On Thursday, Oversight Democrats sent a letter to Issa, objecting to his decision and raising concerns about the precedent he was setting.
"Your new policy appears to be that travel by Democratic staff is not for 'official Committee business' unless a Republican joins them," they wrote. "This interpretation is unprecedented and contradicts the Committee’s policy when you were in the Minority. According to Committee records, in December 2010 -- when you were still the Ranking Member of the Committee -- you were accompanied by four minority staffers on a trip to attend unidentified '[m]eetings with technology companies.' You were reimbursed thousands of dollars even though no majority Committee Members or staff joined you."
Jeffrey Solsby, a spokesman for the majority staff on the committee, said Republicans determined that Davis' forum was a personal, not committee, matter.
"The committee didn't feel it was appropriate to allow committee resources to be spent on non-committee business," he said.
Issa also sent Davis a letter offering to schedule a field hearing in Chicago "in the coming weeks" on "national and local initiatives to prevent and treat drug addiction."
But Democrats are arguing that a field hearing shouldn't preclude them from using their own travel budget to send staffers to the forum.
Gregory Abbott, a spokesman for the minority staff of the House Administration Committee, explained that the ranking member is supposed to control one-third of overall committee budgets.
"The 'one-third rule,' which grants budgetary and staffing autonomy to the Minority staff of each Standing Committee, has been a long standing practice in the House of Representatives," Abbott wrote in an email. "In the 112th Congress, every Chair and Ranking Member agreed to uphold and continue that arrangement in a hearing before the Committee on House Administration."

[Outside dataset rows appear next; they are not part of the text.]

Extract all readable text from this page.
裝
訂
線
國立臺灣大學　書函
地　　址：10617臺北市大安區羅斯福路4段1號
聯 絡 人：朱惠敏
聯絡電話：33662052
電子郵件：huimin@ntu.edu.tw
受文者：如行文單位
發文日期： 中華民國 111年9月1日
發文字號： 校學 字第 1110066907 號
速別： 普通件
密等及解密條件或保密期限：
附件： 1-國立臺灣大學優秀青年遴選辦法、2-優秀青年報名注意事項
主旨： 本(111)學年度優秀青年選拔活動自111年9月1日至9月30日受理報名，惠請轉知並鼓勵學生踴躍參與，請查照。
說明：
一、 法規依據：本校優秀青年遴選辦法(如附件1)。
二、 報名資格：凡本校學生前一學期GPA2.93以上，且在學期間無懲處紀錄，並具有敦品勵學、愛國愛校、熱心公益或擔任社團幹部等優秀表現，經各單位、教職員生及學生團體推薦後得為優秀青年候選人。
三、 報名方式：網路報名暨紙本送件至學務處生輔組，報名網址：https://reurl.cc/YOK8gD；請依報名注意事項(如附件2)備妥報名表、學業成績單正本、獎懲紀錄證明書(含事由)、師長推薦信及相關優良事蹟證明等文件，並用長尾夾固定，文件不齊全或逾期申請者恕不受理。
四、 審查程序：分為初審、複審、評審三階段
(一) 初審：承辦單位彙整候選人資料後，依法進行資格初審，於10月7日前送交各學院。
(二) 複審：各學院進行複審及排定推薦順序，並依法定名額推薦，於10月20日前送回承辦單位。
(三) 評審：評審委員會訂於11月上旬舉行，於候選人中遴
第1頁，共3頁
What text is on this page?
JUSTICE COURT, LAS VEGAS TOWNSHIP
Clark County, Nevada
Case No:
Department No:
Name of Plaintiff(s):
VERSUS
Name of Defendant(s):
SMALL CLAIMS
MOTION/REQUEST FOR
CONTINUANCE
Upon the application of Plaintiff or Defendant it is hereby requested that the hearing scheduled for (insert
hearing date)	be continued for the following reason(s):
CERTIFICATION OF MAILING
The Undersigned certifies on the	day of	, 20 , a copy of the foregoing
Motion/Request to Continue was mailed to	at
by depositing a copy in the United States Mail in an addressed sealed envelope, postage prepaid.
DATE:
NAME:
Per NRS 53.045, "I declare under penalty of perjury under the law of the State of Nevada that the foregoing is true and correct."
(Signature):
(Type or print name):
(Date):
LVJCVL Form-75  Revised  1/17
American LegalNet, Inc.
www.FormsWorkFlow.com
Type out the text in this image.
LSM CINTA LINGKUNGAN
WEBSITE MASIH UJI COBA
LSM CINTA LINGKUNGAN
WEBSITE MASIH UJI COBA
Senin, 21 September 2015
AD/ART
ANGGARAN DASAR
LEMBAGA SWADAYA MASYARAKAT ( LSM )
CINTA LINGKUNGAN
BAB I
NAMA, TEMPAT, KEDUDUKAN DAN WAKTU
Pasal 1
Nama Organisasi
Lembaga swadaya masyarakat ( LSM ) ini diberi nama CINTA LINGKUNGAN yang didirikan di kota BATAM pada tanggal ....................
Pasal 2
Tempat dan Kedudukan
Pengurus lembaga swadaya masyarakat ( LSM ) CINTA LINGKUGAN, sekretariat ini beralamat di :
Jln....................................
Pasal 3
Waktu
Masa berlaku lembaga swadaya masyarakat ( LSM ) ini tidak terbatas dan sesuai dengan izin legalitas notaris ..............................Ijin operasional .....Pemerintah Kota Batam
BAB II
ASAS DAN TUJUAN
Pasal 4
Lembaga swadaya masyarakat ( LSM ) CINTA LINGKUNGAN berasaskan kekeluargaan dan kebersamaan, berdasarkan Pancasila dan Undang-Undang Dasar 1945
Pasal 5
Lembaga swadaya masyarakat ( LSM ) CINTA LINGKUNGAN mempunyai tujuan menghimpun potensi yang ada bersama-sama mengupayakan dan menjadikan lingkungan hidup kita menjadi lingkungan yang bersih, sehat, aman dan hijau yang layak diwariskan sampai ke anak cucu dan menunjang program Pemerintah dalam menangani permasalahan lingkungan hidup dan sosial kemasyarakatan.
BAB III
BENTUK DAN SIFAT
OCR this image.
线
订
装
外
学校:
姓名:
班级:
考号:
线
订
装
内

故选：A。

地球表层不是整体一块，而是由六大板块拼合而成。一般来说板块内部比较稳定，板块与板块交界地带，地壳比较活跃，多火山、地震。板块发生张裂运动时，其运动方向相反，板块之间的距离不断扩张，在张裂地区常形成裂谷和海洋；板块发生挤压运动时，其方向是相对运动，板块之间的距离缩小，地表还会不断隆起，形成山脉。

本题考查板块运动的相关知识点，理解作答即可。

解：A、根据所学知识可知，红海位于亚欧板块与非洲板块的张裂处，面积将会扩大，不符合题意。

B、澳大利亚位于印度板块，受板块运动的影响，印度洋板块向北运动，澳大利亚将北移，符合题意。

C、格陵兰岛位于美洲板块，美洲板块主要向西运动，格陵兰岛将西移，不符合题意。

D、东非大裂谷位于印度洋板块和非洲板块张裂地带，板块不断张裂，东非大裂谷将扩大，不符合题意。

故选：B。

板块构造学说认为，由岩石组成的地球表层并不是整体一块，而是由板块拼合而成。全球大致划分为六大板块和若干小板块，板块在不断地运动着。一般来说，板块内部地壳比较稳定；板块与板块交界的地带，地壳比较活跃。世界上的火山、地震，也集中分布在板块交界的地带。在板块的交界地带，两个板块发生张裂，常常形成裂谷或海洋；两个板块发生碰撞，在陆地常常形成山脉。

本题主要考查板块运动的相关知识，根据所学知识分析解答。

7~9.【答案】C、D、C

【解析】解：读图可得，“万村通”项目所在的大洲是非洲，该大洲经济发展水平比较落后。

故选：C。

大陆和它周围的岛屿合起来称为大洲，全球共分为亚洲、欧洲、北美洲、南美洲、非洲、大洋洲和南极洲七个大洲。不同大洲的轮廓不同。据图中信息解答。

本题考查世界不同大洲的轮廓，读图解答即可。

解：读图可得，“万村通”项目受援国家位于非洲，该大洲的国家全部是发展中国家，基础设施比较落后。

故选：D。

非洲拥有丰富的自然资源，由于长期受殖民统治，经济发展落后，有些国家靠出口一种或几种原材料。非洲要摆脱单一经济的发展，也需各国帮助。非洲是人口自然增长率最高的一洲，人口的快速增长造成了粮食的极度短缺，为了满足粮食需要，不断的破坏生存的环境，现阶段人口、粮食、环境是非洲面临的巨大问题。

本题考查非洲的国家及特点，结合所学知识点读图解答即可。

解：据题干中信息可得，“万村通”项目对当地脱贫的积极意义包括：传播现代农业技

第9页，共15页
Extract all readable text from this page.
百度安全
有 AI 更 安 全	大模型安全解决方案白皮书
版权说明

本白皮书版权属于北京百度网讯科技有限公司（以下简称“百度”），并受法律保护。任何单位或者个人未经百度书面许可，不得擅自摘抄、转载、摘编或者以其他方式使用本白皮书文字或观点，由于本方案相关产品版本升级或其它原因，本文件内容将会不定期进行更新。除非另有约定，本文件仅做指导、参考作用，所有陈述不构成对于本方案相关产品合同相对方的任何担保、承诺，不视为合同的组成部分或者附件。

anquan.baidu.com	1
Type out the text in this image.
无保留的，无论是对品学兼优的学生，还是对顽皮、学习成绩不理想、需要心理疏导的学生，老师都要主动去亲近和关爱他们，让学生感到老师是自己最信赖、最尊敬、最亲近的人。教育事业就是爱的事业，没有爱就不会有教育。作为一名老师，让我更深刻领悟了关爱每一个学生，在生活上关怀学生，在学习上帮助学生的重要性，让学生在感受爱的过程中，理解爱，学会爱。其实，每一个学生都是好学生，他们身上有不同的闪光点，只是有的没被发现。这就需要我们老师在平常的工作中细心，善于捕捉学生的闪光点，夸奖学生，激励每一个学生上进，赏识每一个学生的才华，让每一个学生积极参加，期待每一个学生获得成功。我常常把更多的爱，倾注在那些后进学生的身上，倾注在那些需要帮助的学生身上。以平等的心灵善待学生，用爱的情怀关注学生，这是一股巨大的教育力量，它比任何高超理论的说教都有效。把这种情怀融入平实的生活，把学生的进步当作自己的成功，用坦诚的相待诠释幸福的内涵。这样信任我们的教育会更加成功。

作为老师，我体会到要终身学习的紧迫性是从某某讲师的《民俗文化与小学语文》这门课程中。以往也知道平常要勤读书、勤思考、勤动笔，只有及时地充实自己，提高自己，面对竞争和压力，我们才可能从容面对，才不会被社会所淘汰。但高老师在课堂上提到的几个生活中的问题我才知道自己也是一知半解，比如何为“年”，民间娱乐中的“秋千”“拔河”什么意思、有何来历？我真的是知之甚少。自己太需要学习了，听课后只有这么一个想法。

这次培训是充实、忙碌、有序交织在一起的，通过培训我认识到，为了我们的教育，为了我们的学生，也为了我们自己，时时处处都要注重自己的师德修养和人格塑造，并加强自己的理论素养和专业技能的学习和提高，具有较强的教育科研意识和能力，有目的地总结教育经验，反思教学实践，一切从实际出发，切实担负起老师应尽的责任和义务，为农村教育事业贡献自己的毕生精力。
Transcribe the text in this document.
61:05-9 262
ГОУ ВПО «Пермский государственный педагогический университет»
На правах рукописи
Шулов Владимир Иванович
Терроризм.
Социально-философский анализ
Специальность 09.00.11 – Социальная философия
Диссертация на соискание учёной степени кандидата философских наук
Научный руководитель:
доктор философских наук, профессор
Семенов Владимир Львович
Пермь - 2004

Democrats on the Oversight Committee are arguing that as ranking member and now as chair, Issa has had leeway to bring staff on a wide variety of trips, which were not held up to the same standards as the Davis forum is being subjected to.
For example, when Issa was about to take over as chairman, a committee staffer accompanied him to an electronics convention in Las Vegas, where his own company -- Directed Electronics Inc. -- was promoting its product, the "Viper SmartStart."
"[A] national news reporter was traveling to meet with Mr. Issa at the event and interview him as ranking member and incoming Chairman, and report on him during that visit," Solsby said. "If the reporter had not requested to travel to meet Mr. Issa at that venue, the staff member would not have made the trip."
In April, Issa went back to his home county for a "forum" on biotechnology, which was also promoting the work of the committee's website americanjobcreators.com. Democratic and Republican staffers went and were reimbursed for their travel.
Solsby said Democratic members were invited to attend, but chose not to. Democrats also wrote in their letter to Issa that Davis invited all committee members to attend his forum, but they all declined.
In December 2010 -- right before Issa officially took over as chairman -- he and four committee staffers were reimbursed for "[m]eetings with technology companies," the Democratic letter noted. No Democratic member or Democratic staffer went with them.
Solsby countered that the trip was committee business and included "a day of meetings with prominent technology company executives to assess the impact of the current regulatory climate on their businesses and discuss regulatory reform policies that would help them create jobs."
The spat over the Chicago forum is just the latest in a line of escalating arguments between the majority and minority sides of the House Oversight Committee. In June, for example, Ranking Member Rep. Elijah Cummings (D-Md.) charged Issa with changing the policy on minority witnesses who come before the committee.
Davis is going to Monday's forum in Chicago, but no staff members are accompanying him.